Many of Kellgren’s designs from Grendel are forgotten but revived by KelTec. Grendel developed the P30M, a .22 Magnum pistol that held 30 rounds. That sounds a lot like the PMR-30 to me. The Sub 9 seemingly got the same treatment, but the turnaround time was much shorter. 

If you start searching for the Sub 9, it doesn’t generate many results. The Wikipedia pages for the Sub 2000 lack any mention of the Sub 9, and the KelTec Wikipedia page mentions it once. If we assume production started in 1998, it was only another three years until the first gen of the Sub 2000 was produced. 

KelTec doesn’t rush production, and until recently, it was often tough to get your hands on most KelTec weapons. It’s unlikely KelTec produced many of them. Using the Wayback machine, I can go to KelTec’s earliest website incarnation, which was in 1998. They had an AOL email address, which might not resonate with some of our Zoomer readers but seriously dates the website. 

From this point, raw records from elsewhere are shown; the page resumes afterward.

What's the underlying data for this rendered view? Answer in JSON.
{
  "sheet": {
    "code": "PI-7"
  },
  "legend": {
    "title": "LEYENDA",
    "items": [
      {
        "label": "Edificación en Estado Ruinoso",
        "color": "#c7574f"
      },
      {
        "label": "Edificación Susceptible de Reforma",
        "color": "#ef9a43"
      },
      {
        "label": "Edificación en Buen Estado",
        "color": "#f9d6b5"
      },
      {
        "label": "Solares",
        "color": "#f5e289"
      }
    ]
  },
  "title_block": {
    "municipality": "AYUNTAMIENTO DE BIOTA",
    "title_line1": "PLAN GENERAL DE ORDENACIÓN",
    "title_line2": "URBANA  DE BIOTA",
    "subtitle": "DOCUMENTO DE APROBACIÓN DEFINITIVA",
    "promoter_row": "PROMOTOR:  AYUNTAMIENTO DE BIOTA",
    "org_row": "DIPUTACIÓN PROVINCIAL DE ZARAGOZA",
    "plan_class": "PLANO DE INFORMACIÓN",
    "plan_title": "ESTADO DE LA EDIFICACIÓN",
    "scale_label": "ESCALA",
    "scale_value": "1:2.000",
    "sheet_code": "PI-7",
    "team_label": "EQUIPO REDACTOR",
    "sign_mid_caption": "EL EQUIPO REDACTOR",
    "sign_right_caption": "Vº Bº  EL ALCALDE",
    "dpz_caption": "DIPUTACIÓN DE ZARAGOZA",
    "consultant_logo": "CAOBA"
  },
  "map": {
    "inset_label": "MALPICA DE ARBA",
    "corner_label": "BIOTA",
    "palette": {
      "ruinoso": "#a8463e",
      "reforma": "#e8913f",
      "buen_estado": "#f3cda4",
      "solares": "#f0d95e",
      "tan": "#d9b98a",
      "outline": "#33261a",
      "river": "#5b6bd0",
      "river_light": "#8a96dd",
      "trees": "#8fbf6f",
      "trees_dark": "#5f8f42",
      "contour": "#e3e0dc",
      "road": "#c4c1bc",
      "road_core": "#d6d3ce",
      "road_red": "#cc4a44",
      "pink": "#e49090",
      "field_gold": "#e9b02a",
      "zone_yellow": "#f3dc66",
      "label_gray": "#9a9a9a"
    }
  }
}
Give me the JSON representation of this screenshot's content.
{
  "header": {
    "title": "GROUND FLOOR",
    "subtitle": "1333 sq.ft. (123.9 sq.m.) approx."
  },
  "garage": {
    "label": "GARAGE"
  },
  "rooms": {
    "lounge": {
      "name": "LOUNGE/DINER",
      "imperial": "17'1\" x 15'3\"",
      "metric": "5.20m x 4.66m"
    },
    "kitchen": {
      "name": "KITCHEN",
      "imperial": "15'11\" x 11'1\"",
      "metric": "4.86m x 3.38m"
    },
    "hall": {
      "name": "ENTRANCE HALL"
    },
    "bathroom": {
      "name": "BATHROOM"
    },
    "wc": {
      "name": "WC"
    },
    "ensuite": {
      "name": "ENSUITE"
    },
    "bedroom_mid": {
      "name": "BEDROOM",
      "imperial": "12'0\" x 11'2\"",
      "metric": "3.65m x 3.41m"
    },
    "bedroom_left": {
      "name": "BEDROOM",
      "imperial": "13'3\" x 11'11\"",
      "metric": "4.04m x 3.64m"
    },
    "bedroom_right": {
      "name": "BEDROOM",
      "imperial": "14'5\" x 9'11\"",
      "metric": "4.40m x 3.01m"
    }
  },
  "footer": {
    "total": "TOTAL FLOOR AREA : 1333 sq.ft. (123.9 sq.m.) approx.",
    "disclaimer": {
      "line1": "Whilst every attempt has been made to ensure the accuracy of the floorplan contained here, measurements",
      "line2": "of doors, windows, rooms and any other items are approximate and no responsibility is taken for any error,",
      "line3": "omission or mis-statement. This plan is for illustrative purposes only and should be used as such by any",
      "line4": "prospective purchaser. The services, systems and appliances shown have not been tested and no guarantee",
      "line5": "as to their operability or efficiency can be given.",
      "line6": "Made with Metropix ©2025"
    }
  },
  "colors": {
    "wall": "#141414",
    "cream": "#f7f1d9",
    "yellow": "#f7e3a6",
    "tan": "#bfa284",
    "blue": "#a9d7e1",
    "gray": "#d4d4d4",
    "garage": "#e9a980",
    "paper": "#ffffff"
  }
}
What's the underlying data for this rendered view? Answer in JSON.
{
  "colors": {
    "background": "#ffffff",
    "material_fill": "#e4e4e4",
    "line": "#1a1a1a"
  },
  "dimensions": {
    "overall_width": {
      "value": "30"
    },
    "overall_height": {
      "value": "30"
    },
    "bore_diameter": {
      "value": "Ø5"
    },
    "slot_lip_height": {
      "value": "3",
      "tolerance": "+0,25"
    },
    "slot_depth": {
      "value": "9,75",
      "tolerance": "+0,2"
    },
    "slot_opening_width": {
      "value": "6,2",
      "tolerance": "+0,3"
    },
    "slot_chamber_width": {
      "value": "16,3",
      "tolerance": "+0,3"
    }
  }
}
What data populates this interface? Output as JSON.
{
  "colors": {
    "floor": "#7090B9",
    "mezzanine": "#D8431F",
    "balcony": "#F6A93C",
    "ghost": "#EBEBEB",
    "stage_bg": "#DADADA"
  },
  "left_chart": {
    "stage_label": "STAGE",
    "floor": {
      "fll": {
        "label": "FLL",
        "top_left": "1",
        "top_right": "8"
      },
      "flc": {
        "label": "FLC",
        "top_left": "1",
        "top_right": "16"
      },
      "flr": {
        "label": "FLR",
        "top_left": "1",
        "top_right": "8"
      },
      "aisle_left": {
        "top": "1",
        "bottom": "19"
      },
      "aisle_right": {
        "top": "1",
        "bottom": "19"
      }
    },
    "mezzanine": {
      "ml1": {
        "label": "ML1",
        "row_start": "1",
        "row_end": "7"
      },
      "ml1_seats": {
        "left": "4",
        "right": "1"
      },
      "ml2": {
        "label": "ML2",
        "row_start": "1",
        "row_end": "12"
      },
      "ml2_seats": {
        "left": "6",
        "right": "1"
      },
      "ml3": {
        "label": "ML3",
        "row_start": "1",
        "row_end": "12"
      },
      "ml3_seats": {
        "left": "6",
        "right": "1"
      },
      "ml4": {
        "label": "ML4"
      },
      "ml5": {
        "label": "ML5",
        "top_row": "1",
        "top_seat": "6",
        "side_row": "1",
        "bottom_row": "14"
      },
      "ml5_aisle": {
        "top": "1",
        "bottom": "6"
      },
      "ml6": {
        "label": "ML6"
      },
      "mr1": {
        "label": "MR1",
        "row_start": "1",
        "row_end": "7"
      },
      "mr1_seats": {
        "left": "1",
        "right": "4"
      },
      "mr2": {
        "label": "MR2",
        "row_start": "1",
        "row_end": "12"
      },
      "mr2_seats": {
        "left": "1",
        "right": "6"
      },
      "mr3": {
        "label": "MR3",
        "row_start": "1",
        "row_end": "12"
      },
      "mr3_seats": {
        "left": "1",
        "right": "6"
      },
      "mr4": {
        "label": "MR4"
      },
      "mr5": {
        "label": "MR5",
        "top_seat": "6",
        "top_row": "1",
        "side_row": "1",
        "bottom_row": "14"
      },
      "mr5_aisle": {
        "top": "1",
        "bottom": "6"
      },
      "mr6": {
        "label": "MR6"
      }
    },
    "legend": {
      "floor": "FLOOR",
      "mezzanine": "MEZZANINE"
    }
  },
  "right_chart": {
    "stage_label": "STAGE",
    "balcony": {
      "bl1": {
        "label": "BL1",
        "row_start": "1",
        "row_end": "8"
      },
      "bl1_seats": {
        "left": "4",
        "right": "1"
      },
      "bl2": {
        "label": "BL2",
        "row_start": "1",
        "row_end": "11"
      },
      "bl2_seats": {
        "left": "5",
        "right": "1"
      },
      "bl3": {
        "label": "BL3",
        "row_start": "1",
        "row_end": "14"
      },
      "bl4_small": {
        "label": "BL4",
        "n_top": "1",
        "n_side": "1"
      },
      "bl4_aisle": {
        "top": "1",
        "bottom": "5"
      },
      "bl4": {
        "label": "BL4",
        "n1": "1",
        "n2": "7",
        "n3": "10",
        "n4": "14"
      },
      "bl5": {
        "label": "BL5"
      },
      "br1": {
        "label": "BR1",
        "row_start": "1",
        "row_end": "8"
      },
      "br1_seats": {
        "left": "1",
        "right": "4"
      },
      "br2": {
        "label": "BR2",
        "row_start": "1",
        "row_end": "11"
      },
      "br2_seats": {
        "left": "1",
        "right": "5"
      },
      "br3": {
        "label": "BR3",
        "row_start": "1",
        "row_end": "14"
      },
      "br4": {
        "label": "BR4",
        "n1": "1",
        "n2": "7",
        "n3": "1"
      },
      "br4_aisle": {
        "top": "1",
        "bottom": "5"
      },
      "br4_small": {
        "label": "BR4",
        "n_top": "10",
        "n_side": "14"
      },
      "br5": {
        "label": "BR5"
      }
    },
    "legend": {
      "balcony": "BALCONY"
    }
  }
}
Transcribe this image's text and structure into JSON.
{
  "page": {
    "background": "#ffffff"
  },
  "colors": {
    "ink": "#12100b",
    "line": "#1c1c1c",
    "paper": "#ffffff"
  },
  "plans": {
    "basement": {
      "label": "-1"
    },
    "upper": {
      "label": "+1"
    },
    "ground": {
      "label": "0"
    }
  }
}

The website only lists two guns, the P-11 and the Sub 9. The information is scarce, and the photos are tiny. I hit fast forward and went to KelTec’s website in 2000 for more information. KelTec still maintains a manual for the gun on its website, which was also helpful. 

To no one’s surprise, the KelTec Sub 9 was a simple blowback-operated pistol caliber carbine available in 9mm and .40 S&W. The rifle folded in half, just like the Sub 2000 series, and could use magazines from Beretta, Glock, and S&W third-generation handguns. The grip assemblies could even be exchanged to swap magazine types. 


The big difference came down to the gun’s materials. While we all know the Sub 2000 uses polymer wherever it can, the Sub 9 used aircraft-grade aluminum. The majority of the weapon was made from metal and CNC machined. Additionally, the edges are slightly rounder, and the gun looks a bit bulkier. The bolt housing lacked a hold-open slot. KelTec also states the handguard stores batteries and other devices, but it’s unclear how. The gun weighed half a pound more than the first-gen Sub 2000 series. 

The price was the most significant difference the user would note between the two guns. In 1998, the Sub 9 had an MSRP of $700, which, when adjusted for inflation, equals almost $1,400. Imagine spying $1,400 for a blowback-operated 9mm PCC. Who did these people think they were? Christensen Arms? 


Fast forward to 2001, and the Sub 2000 was in production, and the MSRP was a mere $383. Talk about the power of polymer! The Sub 9’s big problem was that high price point. That’s a tough sell, and even these days, you have to do something fancy to get that kind of money for a pistol-caliber carbine. 

The KelTec Sub 9 was too expensive to succeed, but it paved the way for an affordable, easy-handling PCC that helped jump-start an entire genre of firearms.